Requests is doing it because there's a netrc value set for bsky.social.

Tracing the initial login request:

https://github.com/mikf/gallery-dl/blob/master/gallery_dl/extractor/common.py#L172 kwargs['headers'] is {'Content-Type': 'application/json'}

https://github.com/psf/requests/blob/main/src/requests/sessions.py#L575 req.headers is {'Content-Type': 'application/json'} auth is None

https://github.com/psf/requests/blob/main/src/requests/sessions.py#L478-L481 This is called; requests sets auth from netrc even though gallery-dl did not explicitly request it

https://github.com/psf/requests/blob/main/src/requests/sessions.py#L498 self.auth is None auth is a username/password tuple request.headers is {'Content-Type': 'application/json'} self.headers is

{'User-Agent': 'Mozilla/5.0 (Windows NT 10.0; Win64; x64; rv:128.0) Gecko/20100101 Firefox/128.0', 'Accept': '*/*', 'Accept-Language': 'en-US,en;q=0.5', 'Accept-Encoding': 'gzip, deflate, br', 'Referer': 'https://bsky.app/'}

p.headers is

{'User-Agent': 'Mozilla/5.0 (Windows NT 10.0; Win64; x64; rv:128.0) Gecko/20100101 Firefox/128.0', 'Accept': '*/*', 'Accept-Language': 'en-US,en;q=0.5', 'Accept-Encoding': 'gzip, deflate, br', 'Referer': 'https://bsky.app/', 'Content-Type': 'application/json', 'Content-Length': '64', 'Authorization': 'Basic TOKEN'}

Temporarily removing my bsky.social netrc entry works around the problem, even on origin/master. I hate this, but I still think gallery-dl should handle this case somehow.

mikf commented 3 days ago

Wow, now that's something I would have never expected.
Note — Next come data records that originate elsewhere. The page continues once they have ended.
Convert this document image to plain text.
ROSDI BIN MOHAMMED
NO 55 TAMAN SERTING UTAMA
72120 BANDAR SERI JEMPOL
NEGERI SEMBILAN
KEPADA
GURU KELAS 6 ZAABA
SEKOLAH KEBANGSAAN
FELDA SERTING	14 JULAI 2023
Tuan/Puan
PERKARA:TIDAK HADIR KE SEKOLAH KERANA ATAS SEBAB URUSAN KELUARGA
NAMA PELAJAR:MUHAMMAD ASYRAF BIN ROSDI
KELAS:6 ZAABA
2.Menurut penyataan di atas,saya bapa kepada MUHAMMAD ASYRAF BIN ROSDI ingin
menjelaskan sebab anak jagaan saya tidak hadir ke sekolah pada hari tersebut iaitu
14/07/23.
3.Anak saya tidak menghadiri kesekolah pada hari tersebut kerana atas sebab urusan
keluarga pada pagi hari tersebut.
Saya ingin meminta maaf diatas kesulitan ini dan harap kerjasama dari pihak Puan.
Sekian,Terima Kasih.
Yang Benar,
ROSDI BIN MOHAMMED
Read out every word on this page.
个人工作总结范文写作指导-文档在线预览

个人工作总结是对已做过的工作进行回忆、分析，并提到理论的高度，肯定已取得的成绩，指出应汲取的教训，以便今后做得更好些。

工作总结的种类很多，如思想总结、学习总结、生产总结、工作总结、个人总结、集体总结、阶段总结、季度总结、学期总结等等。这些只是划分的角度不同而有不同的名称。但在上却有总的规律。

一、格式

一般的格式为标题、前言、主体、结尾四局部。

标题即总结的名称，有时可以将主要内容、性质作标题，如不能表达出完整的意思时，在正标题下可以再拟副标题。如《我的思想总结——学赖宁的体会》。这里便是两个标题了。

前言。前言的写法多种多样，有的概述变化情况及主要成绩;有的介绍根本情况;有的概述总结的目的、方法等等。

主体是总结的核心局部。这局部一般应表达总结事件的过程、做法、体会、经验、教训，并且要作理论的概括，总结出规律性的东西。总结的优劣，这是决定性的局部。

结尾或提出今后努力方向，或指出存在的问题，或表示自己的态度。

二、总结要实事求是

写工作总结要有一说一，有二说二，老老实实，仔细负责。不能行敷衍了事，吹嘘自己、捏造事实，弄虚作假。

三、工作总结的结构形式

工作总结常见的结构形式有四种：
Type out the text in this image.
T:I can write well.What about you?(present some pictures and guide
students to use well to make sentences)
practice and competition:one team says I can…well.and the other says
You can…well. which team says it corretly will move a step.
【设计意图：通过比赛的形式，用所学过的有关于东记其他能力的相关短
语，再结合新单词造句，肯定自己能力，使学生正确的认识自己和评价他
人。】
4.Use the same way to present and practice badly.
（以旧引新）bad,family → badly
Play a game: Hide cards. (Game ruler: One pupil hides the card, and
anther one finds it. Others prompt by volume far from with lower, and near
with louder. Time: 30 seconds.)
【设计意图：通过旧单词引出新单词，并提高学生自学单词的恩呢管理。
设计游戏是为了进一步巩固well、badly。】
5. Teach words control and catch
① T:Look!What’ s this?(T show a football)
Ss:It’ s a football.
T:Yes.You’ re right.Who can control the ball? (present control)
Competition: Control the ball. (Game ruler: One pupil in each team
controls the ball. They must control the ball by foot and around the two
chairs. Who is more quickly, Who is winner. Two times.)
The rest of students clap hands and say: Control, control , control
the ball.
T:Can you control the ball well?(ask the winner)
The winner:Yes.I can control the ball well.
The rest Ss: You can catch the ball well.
Good find.

I'll probably add an option to disable requests' trust_env and/or use a "noop" session auth so requests doesn't try to interfere.

mikf commented 6 hours ago

Should be fixed with https://github.com/mikf/gallery-dl/commit/0a72a5009c8d7bc46ac7f82a38e0c885107f8d26 by preventing requests from gathering .netrc auth and overwriting Authorization headers with it.